Consider an amoeba. At each iteration, it can split into 2, 3 amoebas, stay the same, or die. These 4 events occur with equal probability.
Let $E$ denote the event that all current amoeba dies, and $F_1, F_2, F_3, F_4$ denote the above 4 events, then we have
\begin{align} P(E) = P(E|F_1)P(F_1) + P(E|F_2)P(F_2) + P(E|F_3)P(F_3) + P(E|F_4)P(F_4) \\ P(F_i) = \frac{1}{4} \\ P(E|F_1) = 1 \\ P(E|F_2) = P(E)^2 \\ P(E|F_3) = P(E)^3 \\ P(E|F_4) = P(E) \\ P(E) = \frac{1}{4}[1 + P(E) + P(E)^2 + P(E)^3] \\ \end{align}
Solving this cubic, we find $P(E) = 1, 1 \pm \sqrt{2}$. We throw out the negative root, and we are left with $P(E) = 1, \sqrt{2} - 1$. In the book I am reading, it restricts the probabilities to $P(E) < 1$.

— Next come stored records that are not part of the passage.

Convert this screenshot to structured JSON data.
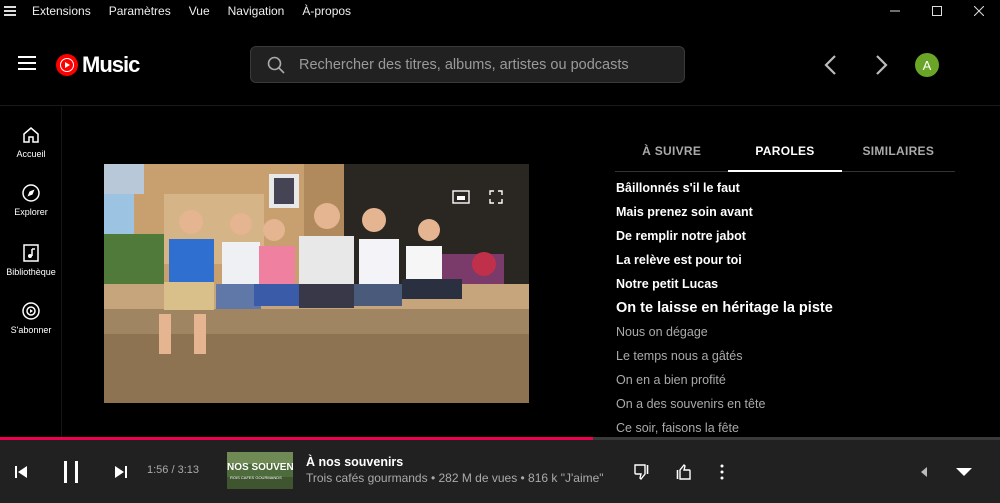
{
  "menubar": {
    "items": [
      "Extensions",
      "Paramètres",
      "Vue",
      "Navigation",
      "À-propos"
    ]
  },
  "header": {
    "logo_text": "Music",
    "search_placeholder": "Rechercher des titres, albums, artistes ou podcasts",
    "avatar_initial": "A"
  },
  "sidebar": {
    "items": [
      {
        "label": "Accueil",
        "icon": "home-icon"
      },
      {
        "label": "Explorer",
        "icon": "compass-icon"
      },
      {
        "label": "Bibliothèque",
        "icon": "library-icon"
      },
      {
        "label": "S'abonner",
        "icon": "subscribe-icon"
      }
    ]
  },
  "panel": {
    "tabs": [
      "À SUIVRE",
      "PAROLES",
      "SIMILAIRES"
    ],
    "active_tab": "PAROLES",
    "lyrics": [
      {
        "text": "Bâillonnés s'il le faut",
        "state": "past"
      },
      {
        "text": "Mais prenez soin avant",
        "state": "past"
      },
      {
        "text": "De remplir notre jabot",
        "state": "past"
      },
      {
        "text": "La relève est pour toi",
        "state": "past"
      },
      {
        "text": "Notre petit Lucas",
        "state": "past"
      },
      {
        "text": "On te laisse en héritage la piste",
        "state": "current"
      },
      {
        "text": "Nous on dégage",
        "state": "future"
      },
      {
        "text": "Le temps nous a gâtés",
        "state": "future"
      },
      {
        "text": "On en a bien profité",
        "state": "future"
      },
      {
        "text": "On a des souvenirs en tête",
        "state": "future"
      },
      {
        "text": "Ce soir, faisons la fête",
        "state": "future"
      }
    ]
  },
  "player": {
    "time": "1:56 / 3:13",
    "progress_fraction": 0.593,
    "title": "À nos souvenirs",
    "subtitle": "Trois cafés gourmands • 282 M de vues • 816 k \"J'aime\"",
    "thumb_text_1": "NOS SOUVENI",
    "thumb_text_2": "ROIS CAFES GOURMANDS"
  },
  "colors": {
    "accent": "#f0004f",
    "logo_red": "#ff0000",
    "avatar_green": "#6aa528",
    "player_bg": "#212121"
  }
}
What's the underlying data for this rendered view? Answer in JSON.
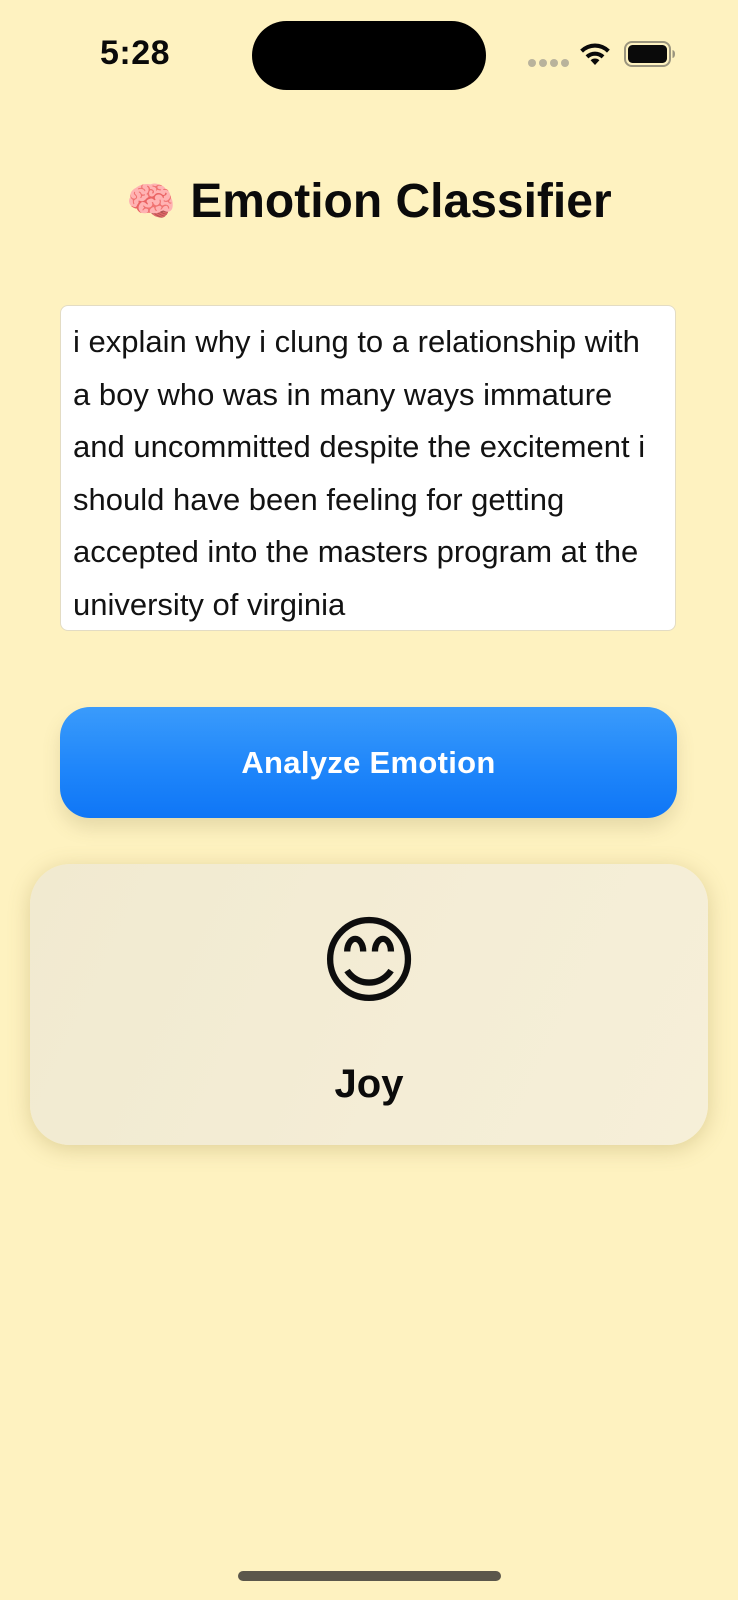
{
  "status_bar": {
    "time": "5:28",
    "icons": [
      "cellular-signal-icon",
      "wifi-icon",
      "battery-icon"
    ]
  },
  "header": {
    "icon": "🧠",
    "icon_name": "brain-icon",
    "title": "Emotion Classifier"
  },
  "input": {
    "value": "i explain why i clung to a relationship with a boy who was in many ways immature and uncommitted despite the excitement i should have been feeling for getting accepted into the masters program at the university of virginia"
  },
  "actions": {
    "analyze_label": "Analyze Emotion"
  },
  "result": {
    "emoji": "😊",
    "emoji_name": "smiling-face-icon",
    "label": "Joy"
  },
  "colors": {
    "background": "#FEF2C0",
    "button_top": "#3a9bfb",
    "button_bottom": "#0f76f6",
    "card_background": "#F3ECD4"
  }
}
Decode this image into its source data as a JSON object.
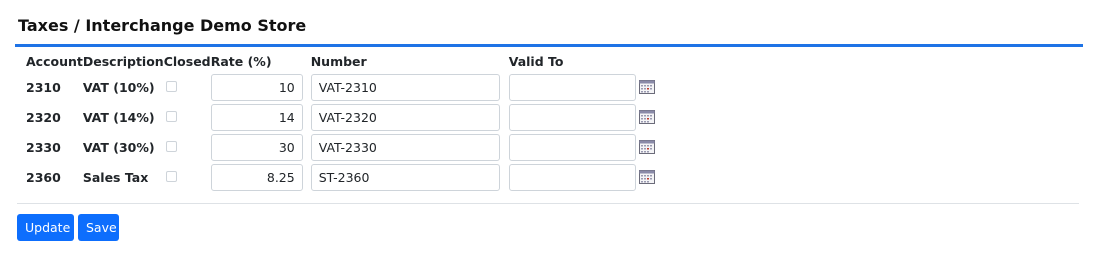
{
  "page": {
    "title": "Taxes / Interchange Demo Store"
  },
  "table": {
    "headers": {
      "account": "Account",
      "description": "Description",
      "closed": "Closed",
      "rate": "Rate (%)",
      "number": "Number",
      "valid_to": "Valid To"
    },
    "rows": [
      {
        "account": "2310",
        "description": "VAT (10%)",
        "closed": false,
        "rate": "10",
        "number": "VAT-2310",
        "valid_to": ""
      },
      {
        "account": "2320",
        "description": "VAT (14%)",
        "closed": false,
        "rate": "14",
        "number": "VAT-2320",
        "valid_to": ""
      },
      {
        "account": "2330",
        "description": "VAT (30%)",
        "closed": false,
        "rate": "30",
        "number": "VAT-2330",
        "valid_to": ""
      },
      {
        "account": "2360",
        "description": "Sales Tax",
        "closed": false,
        "rate": "8.25",
        "number": "ST-2360",
        "valid_to": ""
      }
    ]
  },
  "actions": {
    "update_label": "Update",
    "save_label": "Save"
  },
  "icons": {
    "calendar": "calendar-icon"
  },
  "colors": {
    "accent": "#1e73e6",
    "button": "#0d6efd"
  }
}
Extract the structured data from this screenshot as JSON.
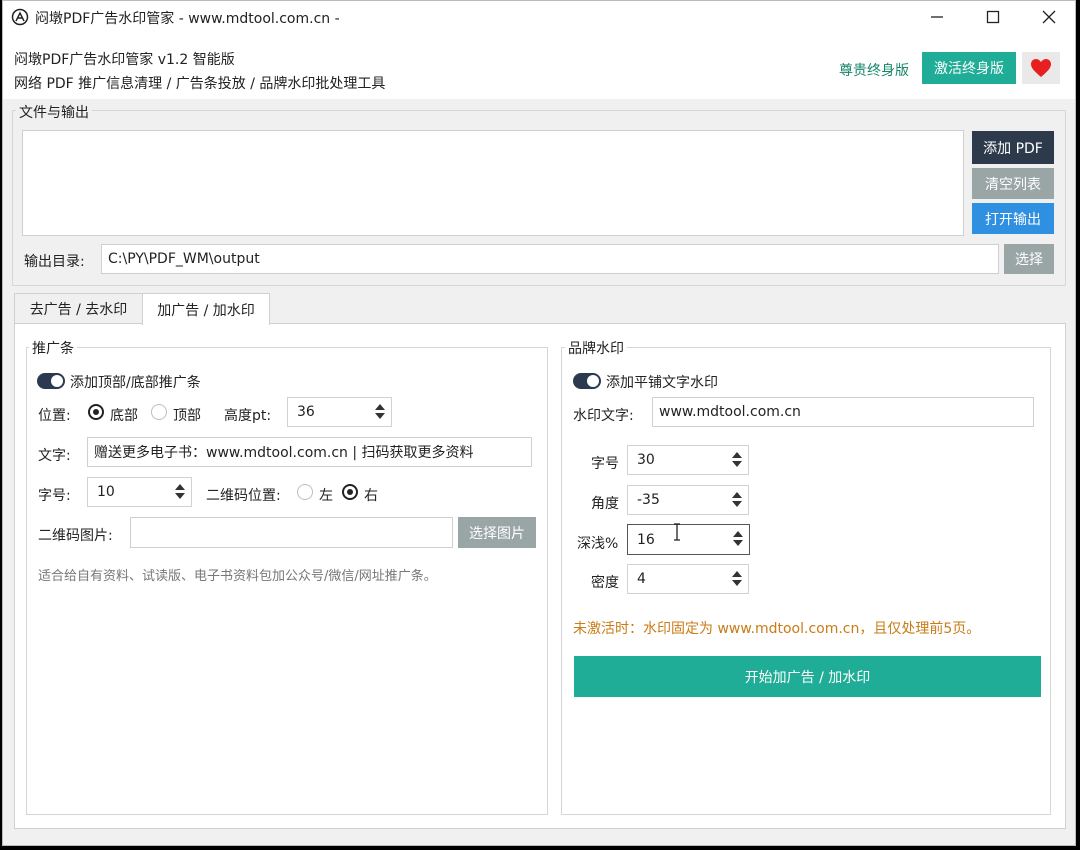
{
  "window": {
    "title": "闷墩PDF广告水印管家 - www.mdtool.com.cn -",
    "icon": "app-logo-icon"
  },
  "header": {
    "line1": "闷墩PDF广告水印管家  v1.2 智能版",
    "line2": "网络 PDF 推广信息清理 / 广告条投放 / 品牌水印批处理工具",
    "premium_label": "尊贵终身版",
    "activate_label": "激活终身版",
    "heart_icon": "heart-icon"
  },
  "files": {
    "group_title": "文件与输出",
    "add_pdf": "添加 PDF",
    "clear_list": "清空列表",
    "open_output": "打开输出",
    "output_label": "输出目录:",
    "output_path": "C:\\PY\\PDF_WM\\output",
    "choose": "选择"
  },
  "tabs": [
    {
      "label": "去广告 / 去水印",
      "active": false
    },
    {
      "label": "加广告 / 加水印",
      "active": true
    }
  ],
  "promo": {
    "group_title": "推广条",
    "toggle_label": "添加顶部/底部推广条",
    "position_label": "位置:",
    "position_bottom": "底部",
    "position_top": "顶部",
    "height_label": "高度pt:",
    "height_value": "36",
    "text_label": "文字:",
    "text_value": "赠送更多电子书：www.mdtool.com.cn | 扫码获取更多资料",
    "fontsize_label": "字号:",
    "fontsize_value": "10",
    "qr_position_label": "二维码位置:",
    "qr_left": "左",
    "qr_right": "右",
    "qr_image_label": "二维码图片:",
    "qr_image_value": "",
    "choose_image": "选择图片",
    "hint": "适合给自有资料、试读版、电子书资料包加公众号/微信/网址推广条。"
  },
  "watermark": {
    "group_title": "品牌水印",
    "toggle_label": "添加平铺文字水印",
    "text_label": "水印文字:",
    "text_value": "www.mdtool.com.cn",
    "fontsize_label": "字号",
    "fontsize_value": "30",
    "angle_label": "角度",
    "angle_value": "-35",
    "depth_label": "深浅%",
    "depth_value": "16",
    "density_label": "密度",
    "density_value": "4",
    "notice": "未激活时：水印固定为 www.mdtool.com.cn，且仅处理前5页。",
    "start_button": "开始加广告 / 加水印"
  },
  "colors": {
    "accent": "#1fad97",
    "dark_button": "#2c3a4c",
    "gray_button": "#9aa5a5",
    "blue_button": "#2f8fe0",
    "premium_text": "#17866a",
    "notice_text": "#c97b16",
    "heart": "#e81f1f"
  }
}
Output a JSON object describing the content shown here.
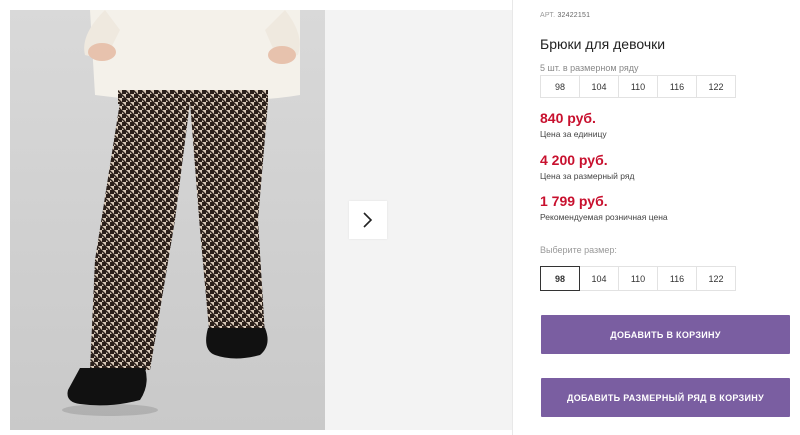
{
  "product": {
    "sku_label": "АРТ.",
    "sku_value": "32422151",
    "title": "Брюки для девочки",
    "pack_note": "5 шт. в размерном ряду",
    "pack_sizes": [
      "98",
      "104",
      "110",
      "116",
      "122"
    ]
  },
  "prices": [
    {
      "value": "840 руб.",
      "label": "Цена за единицу"
    },
    {
      "value": "4 200 руб.",
      "label": "Цена за размерный ряд"
    },
    {
      "value": "1 799 руб.",
      "label": "Рекомендуемая розничная цена"
    }
  ],
  "size_picker": {
    "label": "Выберите размер:",
    "options": [
      "98",
      "104",
      "110",
      "116",
      "122"
    ],
    "selected": "98"
  },
  "buttons": {
    "add_to_cart": "ДОБАВИТЬ В КОРЗИНУ",
    "add_pack_to_cart": "ДОБАВИТЬ РАЗМЕРНЫЙ РЯД В КОРЗИНУ"
  },
  "icons": {
    "next": "chevron-right-icon"
  },
  "colors": {
    "accent_button": "#7a5ea1",
    "price": "#c8102e"
  }
}
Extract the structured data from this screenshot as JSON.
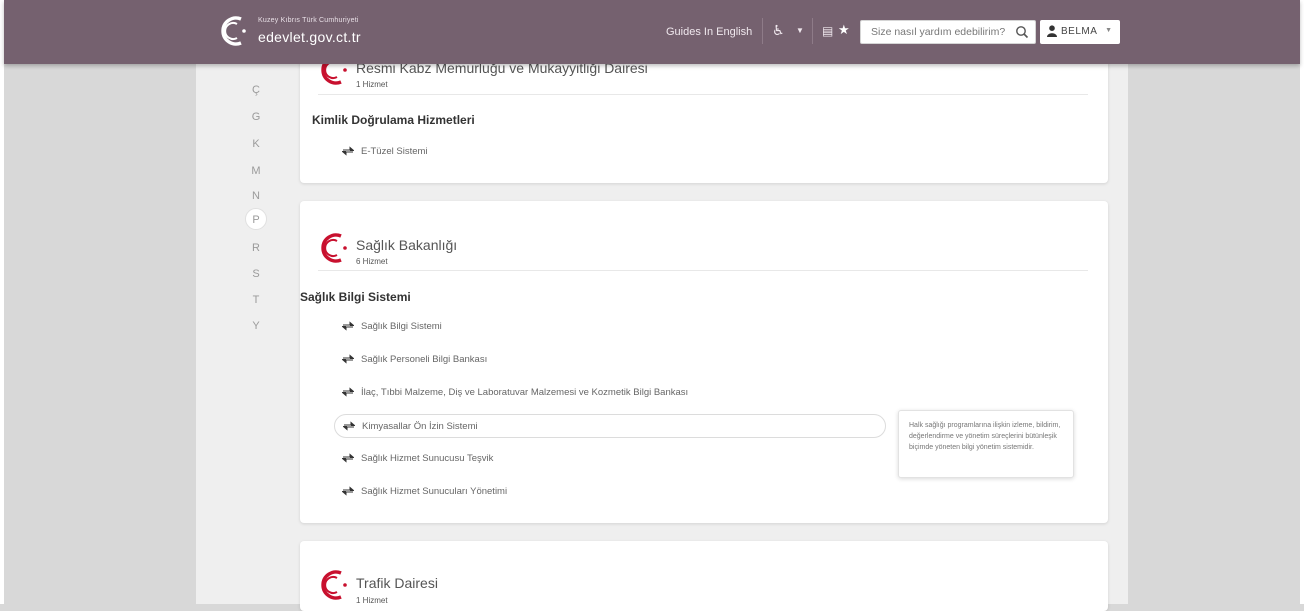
{
  "header": {
    "logo_top": "Kuzey Kıbrıs Türk Cumhuriyeti",
    "logo_main": "edevlet.gov.ct.tr",
    "guides_label": "Guides In English",
    "search_placeholder": "Size nasıl yardım edebilirim?",
    "user_name": "BELMA"
  },
  "alphabet": [
    "Ç",
    "G",
    "K",
    "M",
    "N",
    "P",
    "R",
    "S",
    "T",
    "Y"
  ],
  "active_letter": "P",
  "cards": [
    {
      "org_name": "Resmi Kabz Memurluğu ve Mukayyitliği Dairesi",
      "service_count": "1 Hizmet",
      "category": "Kimlik Doğrulama Hizmetleri",
      "services": [
        "E-Tüzel Sistemi"
      ]
    },
    {
      "org_name": "Sağlık Bakanlığı",
      "service_count": "6 Hizmet",
      "category": "Sağlık Bilgi Sistemi",
      "services": [
        "Sağlık Bilgi Sistemi",
        "Sağlık Personeli Bilgi Bankası",
        "İlaç, Tıbbi Malzeme, Diş ve Laboratuvar Malzemesi ve Kozmetik Bilgi Bankası",
        "Kimyasallar Ön İzin Sistemi",
        "Sağlık Hizmet Sunucusu Teşvik",
        "Sağlık Hizmet Sunucuları Yönetimi"
      ]
    },
    {
      "org_name": "Trafik Dairesi",
      "service_count": "1 Hizmet"
    }
  ],
  "tooltip_text": "Halk sağlığı programlarına ilişkin izleme, bildirim, değerlendirme ve yönetim süreçlerini bütünleşik biçimde yöneten bilgi yönetim sistemidir.",
  "colors": {
    "header_bg": "#75616f",
    "brand_red": "#c8102e"
  }
}
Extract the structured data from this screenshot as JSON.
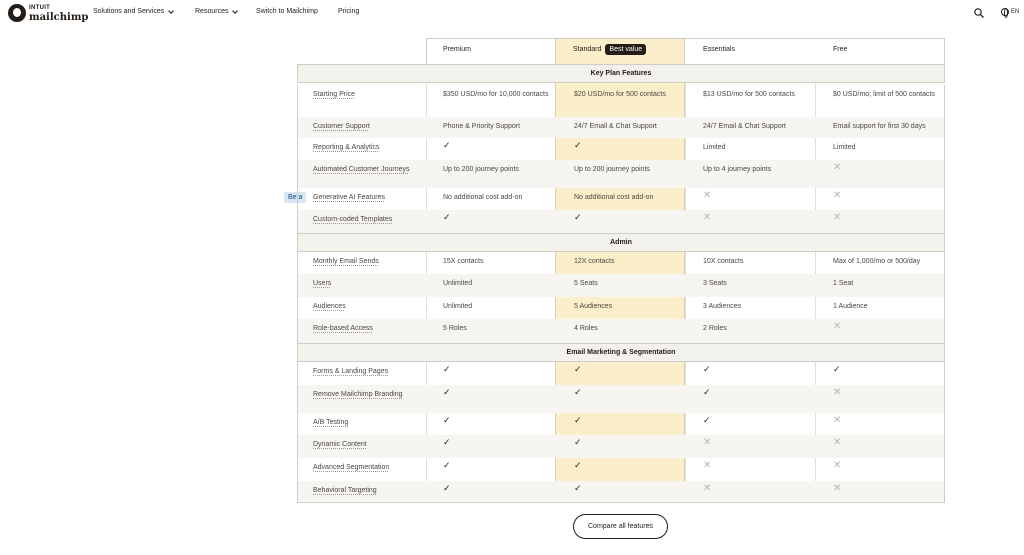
{
  "header": {
    "logo_top": "INTUIT",
    "logo_main": "mailchimp",
    "nav": [
      {
        "label": "Solutions and Services",
        "dropdown": true
      },
      {
        "label": "Resources",
        "dropdown": true
      },
      {
        "label": "Switch to Mailchimp",
        "dropdown": false
      },
      {
        "label": "Pricing",
        "dropdown": false
      }
    ],
    "lang": "EN"
  },
  "plans": {
    "premium": "Premium",
    "standard": "Standard",
    "standard_badge": "Best value",
    "essentials": "Essentials",
    "free": "Free"
  },
  "beta_tag": "Beta",
  "sections": [
    {
      "title": "Key Plan Features",
      "rows": [
        {
          "feature": "Starting Price",
          "premium": "$350 USD/mo for 10,000 contacts",
          "standard": "$20 USD/mo for 500 contacts",
          "essentials": "$13 USD/mo for 500 contacts",
          "free": "$0 USD/mo; limit of 500 contacts"
        },
        {
          "feature": "Customer Support",
          "premium": "Phone & Priority Support",
          "standard": "24/7 Email & Chat Support",
          "essentials": "24/7 Email & Chat Support",
          "free": "Email support for first 30 days"
        },
        {
          "feature": "Reporting & Analytics",
          "premium": "✓",
          "standard": "✓",
          "essentials": "Limited",
          "free": "Limited"
        },
        {
          "feature": "Automated Customer Journeys",
          "premium": "Up to 200 journey points",
          "standard": "Up to 200 journey points",
          "essentials": "Up to 4 journey points",
          "free": "✕"
        },
        {
          "feature": "Generative AI Features",
          "premium": "No additional cost add-on",
          "standard": "No additional cost add-on",
          "essentials": "✕",
          "free": "✕"
        },
        {
          "feature": "Custom-coded Templates",
          "premium": "✓",
          "standard": "✓",
          "essentials": "✕",
          "free": "✕"
        }
      ]
    },
    {
      "title": "Admin",
      "rows": [
        {
          "feature": "Monthly Email Sends",
          "premium": "15X contacts",
          "standard": "12X contacts",
          "essentials": "10X contacts",
          "free": "Max of 1,000/mo or 500/day"
        },
        {
          "feature": "Users",
          "premium": "Unlimited",
          "standard": "5 Seats",
          "essentials": "3 Seats",
          "free": "1 Seat"
        },
        {
          "feature": "Audiences",
          "premium": "Unlimited",
          "standard": "5 Audiences",
          "essentials": "3 Audiences",
          "free": "1 Audience"
        },
        {
          "feature": "Role-based Access",
          "premium": "5 Roles",
          "standard": "4 Roles",
          "essentials": "2 Roles",
          "free": "✕"
        }
      ]
    },
    {
      "title": "Email Marketing & Segmentation",
      "rows": [
        {
          "feature": "Forms & Landing Pages",
          "premium": "✓",
          "standard": "✓",
          "essentials": "✓",
          "free": "✓"
        },
        {
          "feature": "Remove Mailchimp Branding",
          "premium": "✓",
          "standard": "✓",
          "essentials": "✓",
          "free": "✕"
        },
        {
          "feature": "A/B Testing",
          "premium": "✓",
          "standard": "✓",
          "essentials": "✓",
          "free": "✕"
        },
        {
          "feature": "Dynamic Content",
          "premium": "✓",
          "standard": "✓",
          "essentials": "✕",
          "free": "✕"
        },
        {
          "feature": "Advanced Segmentation",
          "premium": "✓",
          "standard": "✓",
          "essentials": "✕",
          "free": "✕"
        },
        {
          "feature": "Behavioral Targeting",
          "premium": "✓",
          "standard": "✓",
          "essentials": "✕",
          "free": "✕"
        }
      ]
    }
  ],
  "compare_button": "Compare all features"
}
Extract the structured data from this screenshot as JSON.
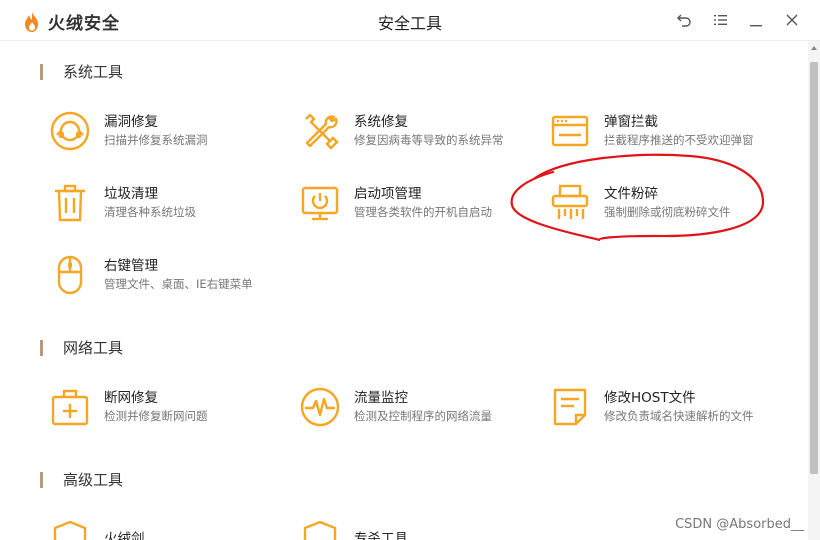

But intuitively, I do not understand why $P(E) = 1$ isn't possible. Can someone intuitively explain this?
In addition, using $P(E) = \sqrt{2} - 1$, does this mean that the expectation of the number of iterations that the amoeba population dies out is infinity?
One thought that occurred to me is that the expected number of amoeba after one iteration is $0.25(1 + 2 + 3 + 0) = 1.5$, and by induction we see that this continues to grow.
On average one amoeba produces $1.5$ the next round, so if there are a large number of them the probability of extinction is very small. This shows you can't have extinction with probability $1$.